TIANJIN -- Researchers from Tianjin University in North China, working with international collaborators, have uncovered a mechanism that helps explain how the brain handles information that unfolds over time.

The study, published on Saturday in the journal Proceedings of the National Academy of Sciences, suggests that two forms of change at synapses, the tiny junctions where neurons communicate, work together to enable the brain to treat events arriving in sequence as if they were laid out side by side.

In everyday terms, neurons talk to one another using brief electrical spikes that pass across chemical synapses. Such synapses can change how strongly they pass signals over both long and short timescales. Long-term plasticity produces lasting adjustments and is linked to learning and memory, while short-term plasticity makes rapid, temporary tweaks based on very recent activity.

The research team, led by Yu Qiang, a professor at Tianjin University, found that long-term changes can tune short-term dynamics, enabling neurons to read a series of spikes over time as a pattern in space -- much like turning a melody into a snapshot.

This time-into-space transformation can help neural circuits store more information and better resist noise without having to build larger networks -- though it may require the circuits to fire more when extra capacity is needed, according to the study.

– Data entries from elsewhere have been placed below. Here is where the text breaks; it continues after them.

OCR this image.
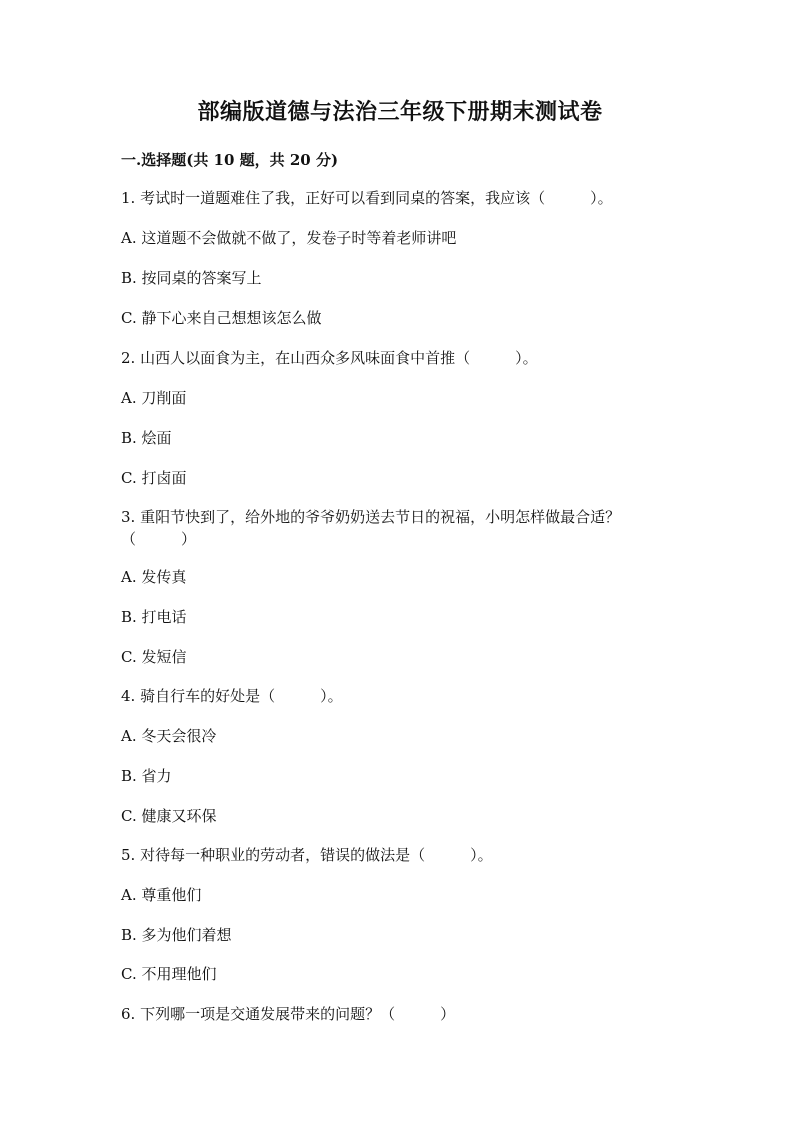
部编版道德与法治三年级下册期末测试卷
一.选择题(共 10 题，共 20 分)
1. 考试时一道题难住了我，正好可以看到同桌的答案，我应该（　　　）。
A. 这道题不会做就不做了，发卷子时等着老师讲吧
B. 按同桌的答案写上
C. 静下心来自己想想该怎么做
2. 山西人以面食为主，在山西众多风味面食中首推（　　　）。
A. 刀削面
B. 烩面
C. 打卤面
3. 重阳节快到了，给外地的爷爷奶奶送去节日的祝福，小明怎样做最合适？（　　　）
A. 发传真
B. 打电话
C. 发短信
4. 骑自行车的好处是（　　　）。
A. 冬天会很冷
B. 省力
C. 健康又环保
5. 对待每一种职业的劳动者，错误的做法是（　　　）。
A. 尊重他们
B. 多为他们着想
C. 不用理他们
6. 下列哪一项是交通发展带来的问题？（　　　）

The findings are grounded in computational models that match recent electrophysiological measurements from the neocortex of mice and humans, adding confidence that the mechanism reflects how brains really work.

"This study is like discovering the brain's 'collaboration code' for information processing," Yu said. "It not only clarifies the underlying logic of how the brain handles information but also supports the development of interpretable and generalizable next generation AI methods, thus marking further progress at the intersection of brain inspired intelligence and artificial intelligence."